5. Başarılı olup olmadığımız sadece, yaptığımız meslek, okuduğumuz bölüm ya da ne kadar para kazandığımız gibi kıstaslar ile ölçülüyor.
Oysa esas başarı insanın kişiliğinin ne kadar sağlam olduğu, hayata karşı ne kadar güçlü durabildiği, karakterinden ödün verip vermediği, amacının peşinden azimle ne kadar gidebildiği gibi şeylerdir.
6. Ve daha da kötüsü bu meslekler de kendi arasında cinsiyetçi bir tutumla kadın işi- erkek işi diye sınıflandırılıyor.
Kadın da erkek de isterse her işi yapabilir. Bir kadından harika bir mühendis, bir erkekten çok iyi bir hemşire gayet de olur.
7. Sanki en önemli göstergesi buymuş gibi sınavlardaki başarımıza göre iyi bir evlat olup olmadığımız yönünde kıyaslandırılıyoruz.
Sırf bu sebeple neredeyse ilkokula başladığımız ilk günden beri yarış atı gibi sınavdan sınava koşturuluyoruz.
8. Düşüncelerimize, kökenimize, hayata bakış açılarımıza göre kategorileştiriliyoruz.
Ateist-dindar, sağcı- solcu, zengin-fakir gibi ayrımlar ile geldiğimiz yere, siyasi görüşümüze, hayat standartlarımıza göre kutuplaştırılıyoruz. Daha da kötüsü bizim gibi düşünmeyenlere saygı duymuyor, iletişime geçmekten kaçınıyoruz.

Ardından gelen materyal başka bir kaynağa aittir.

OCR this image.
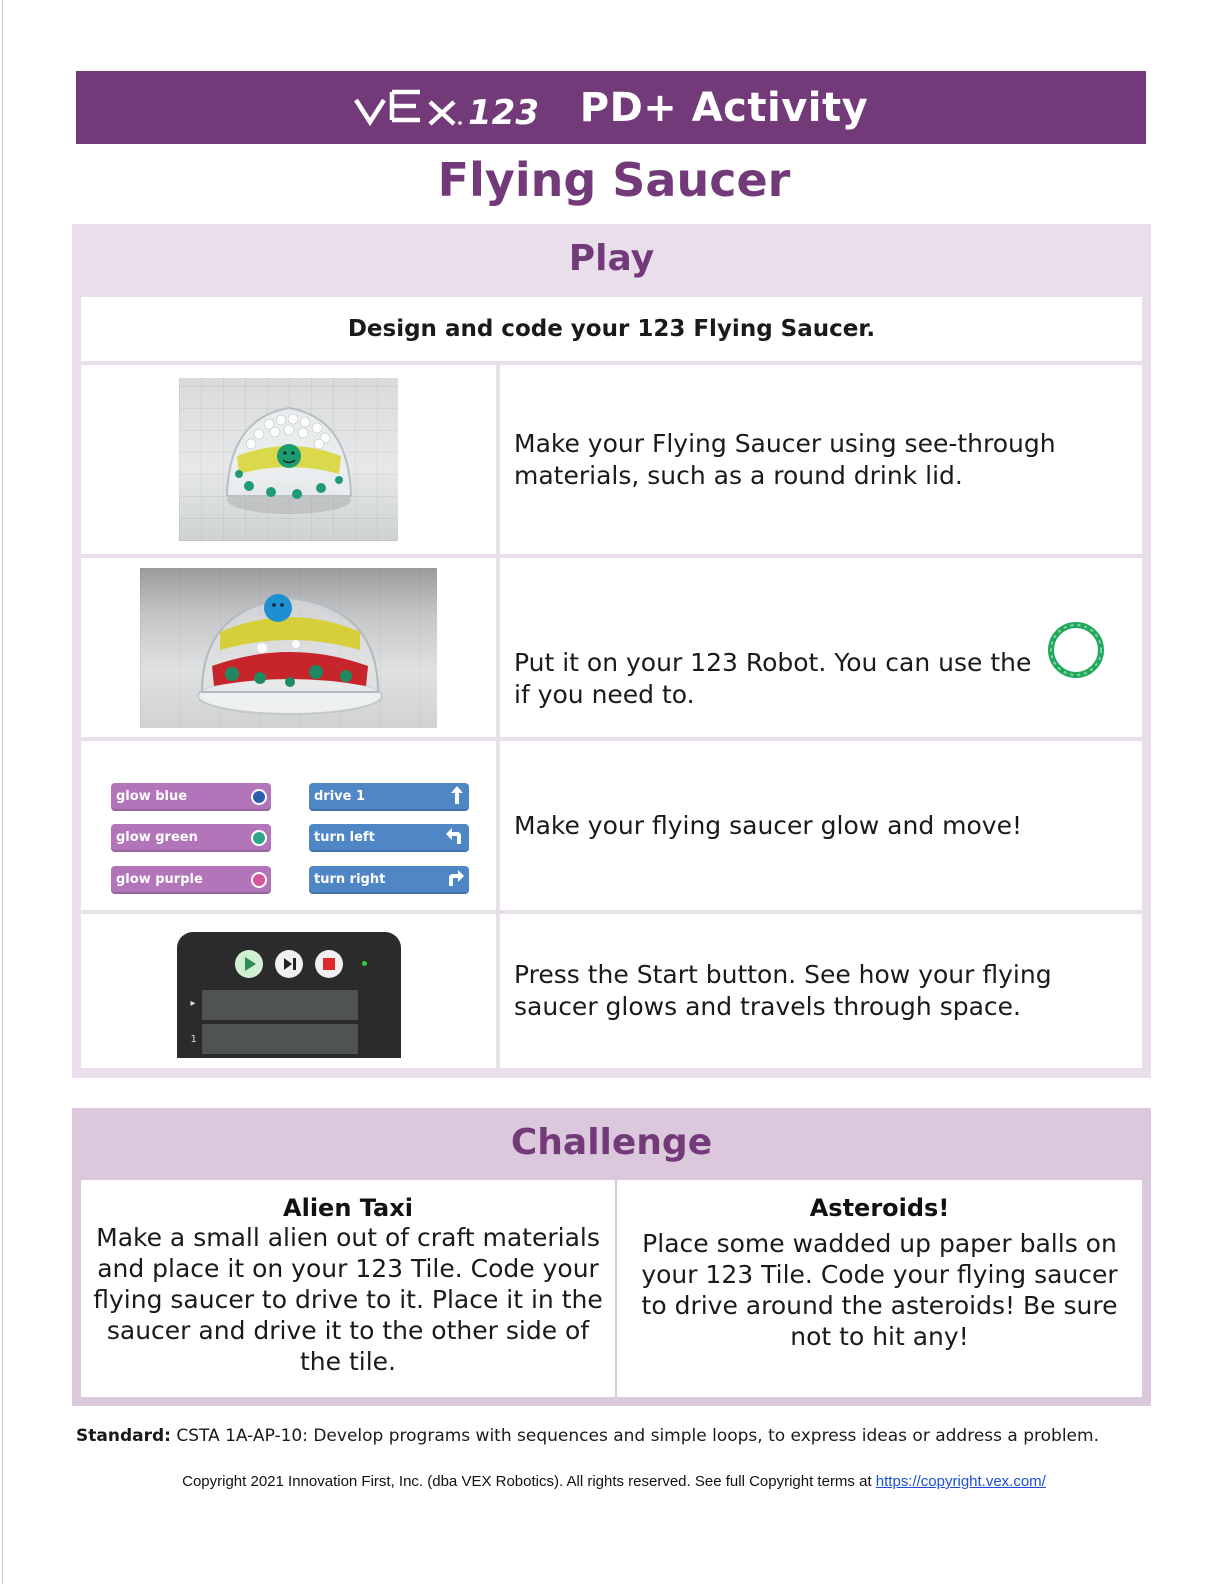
123 PD+ Activity
Flying Saucer
Play
Design and code your 123 Flying Saucer.
Make your Flying Saucer using see-through materials, such as a round drink lid.
Put it on your 123 Robot. You can use the  if you need to.
glow blue
glow green
glow purple
drive 1
turn left
turn right
Make your flying saucer glow and move!
▸
1
Press the Start button. See how your flying saucer glows and travels through space.
Challenge
Alien Taxi
Make a small alien out of craft materials and place it on your 123 Tile. Code your flying saucer to drive to it. Place it in the saucer and drive it to the other side of the tile.
Asteroids!
Place some wadded up paper balls on your 123 Tile. Code your flying saucer to drive around the asteroids! Be sure not to hit any!
Standard: CSTA 1A-AP-10: Develop programs with sequences and simple loops, to express ideas or address a problem.
Copyright 2021 Innovation First, Inc. (dba VEX Robotics). All rights reserved. See full Copyright terms at https://copyright.vex.com/
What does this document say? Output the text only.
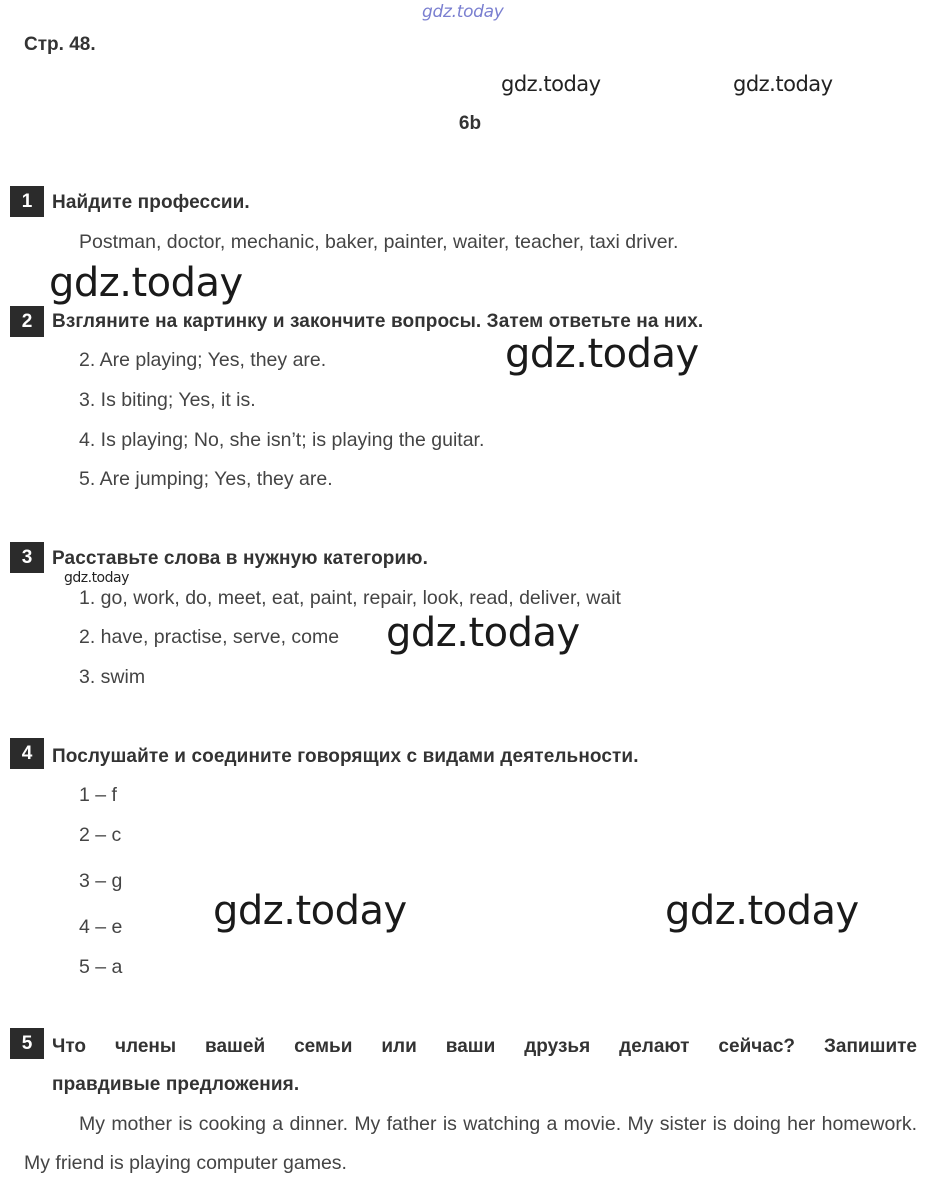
gdz.today
Стр. 48.
gdz.today	gdz.today
6b
1	Найдите профессии.
Postman, doctor, mechanic, baker, painter, waiter, teacher, taxi driver.
gdz.today
2	Взгляните на картинку и закончите вопросы. Затем ответьте на них.
gdz.today
2. Are playing; Yes, they are.
3. Is biting; Yes, it is.
4. Is playing; No, she isn’t; is playing the guitar.
5. Are jumping; Yes, they are.
3	Расставьте слова в нужную категорию.
gdz.today
1. go, work, do, meet, eat, paint, repair, look, read, deliver, wait
2. have, practise, serve, come gdz.today
3. swim
4	Послушайте и соедините говорящих с видами деятельности.
1 – f
2 – c
3 – g
4 – e
5 – a
gdz.today	gdz.today
5	Что члены вашей семьи или ваши друзья делают сейчас? Запишите
правдивые предложения.
My mother is cooking a dinner. My father is watching a movie. My sister is doing her homework. My friend is playing computer games.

9. İdeal bir hayat için, hepimizin evlenmesi ve çocuk yapması gerekiyormuş gibi hissettiriliyor, belli bir yaştan sonraysa bu yönden ciddi bir baskıya maruz kalıyoruz.

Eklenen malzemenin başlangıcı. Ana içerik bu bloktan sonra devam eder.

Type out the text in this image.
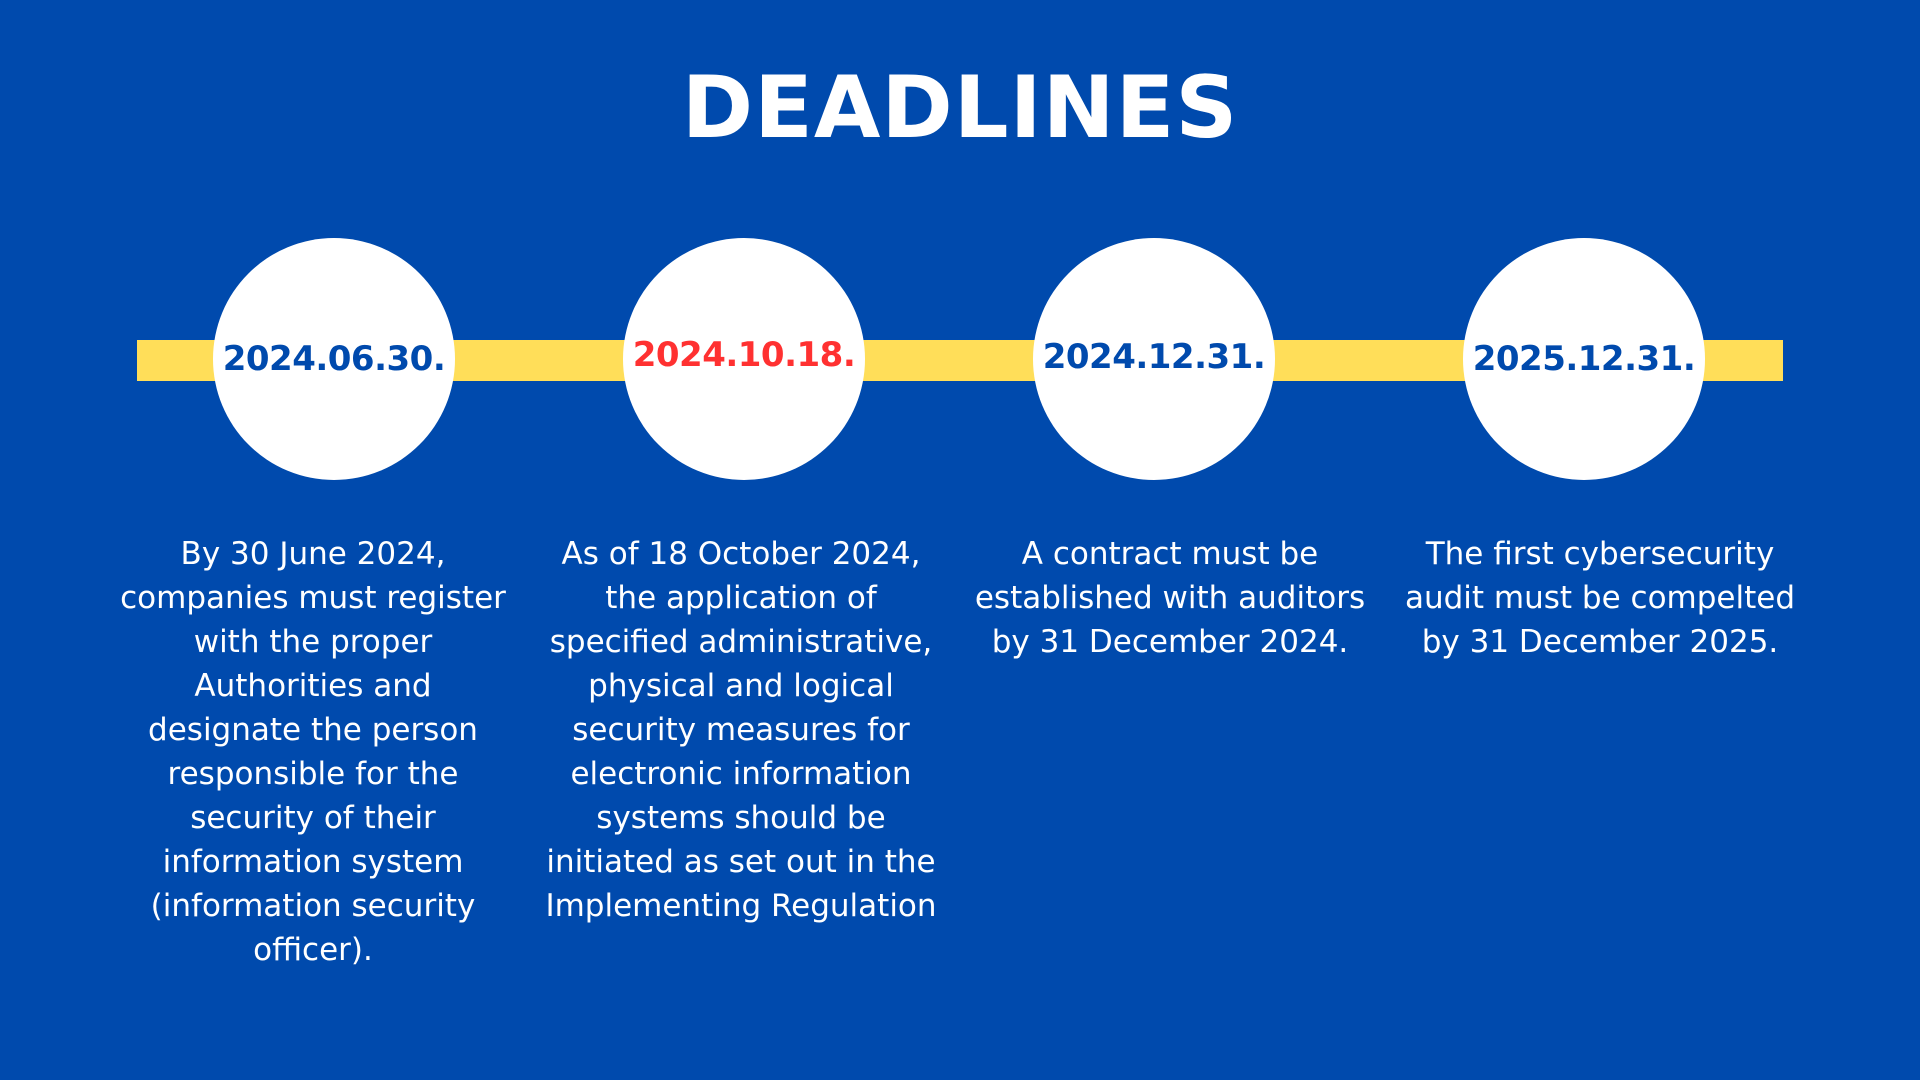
DEADLINES
2024.06.30.	2024.10.18.	2024.12.31.	2025.12.31.
By 30 June 2024, companies must register with the proper Authorities and designate the person responsible for the security of their information system (information security officer).
As of 18 October 2024, the application of specified administrative, physical and logical security measures for electronic information systems should be initiated as set out in the Implementing Regulation
A contract must be established with auditors by 31 December 2024.
The first cybersecurity audit must be compelted by 31 December 2025.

10. Özellikle kadınlara sadece bunun için dünyaya gelmişler gibi,anne olmak, iyi bir ev hanımı olmak gibi misyonlar yükleniyor.
Oysa bir kadın da, bekar bir hayatı tercih edebilir, hayallerinin peşinden koşup, kendini kariyerine adayabilir. Ve bu yolda bir hayat arkadaşı seçse bile, anne olmamayı tercih edebilir. Çünkü kadın olmak sadece bunlardan ibaret değildir.